Charlie Savage in the NYT:

The conventional political narrative as Judge Neil M. Gorsuch’s Supreme Court nomination nears its endgame is that liberals want at least 40 Senate Democrats to follow through on their threat to stall him with a filibuster, daring Republicans to carry out their vow to change the chamber’s rules and confirm him anyway. Conservatives, meanwhile, are outraged — outraged! — that Democrats might precipitate such a crisis.

But some observers on both sides of the ideological divide say that the long-term strategic interests of each faction are the opposite of what their leaders are indicating in public. If so, the surface appearance of the partisan fight unfolding this week is really a tricky inversion of what is actually in play…..

And with the minority leader, Senator Chuck Schumer of New York, publicly calling on colleagues to filibuster Judge Gorsuch, any Democratic senators who break ranks do so at personal political risk. Against that backdrop, it appeared as of Monday that enough Democratic senators would support a filibuster to set up the showdown conservatives like Mr. Whelan crave and liberals like Mr. Hasen fear would be a mistake.

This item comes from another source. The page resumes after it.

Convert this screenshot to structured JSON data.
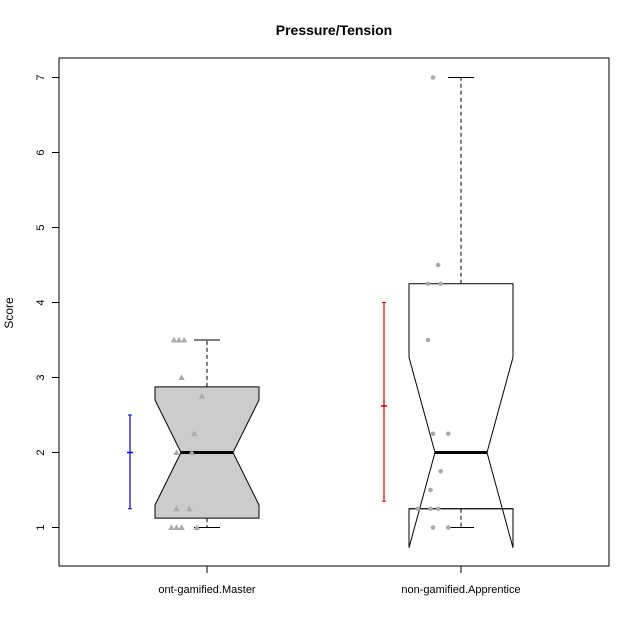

“It’s still a long shot, but you only get one chance to make a lot of noise about the demise of the filibuster and to try to preserve a mechanism that gives the minority some degree of veto power,” Mr. Hasen said. “It seems like it would be worth holding it for when it would likely matter much, much more. But Democrats seem to feel like they need to please their base and go on a suicide mission now.”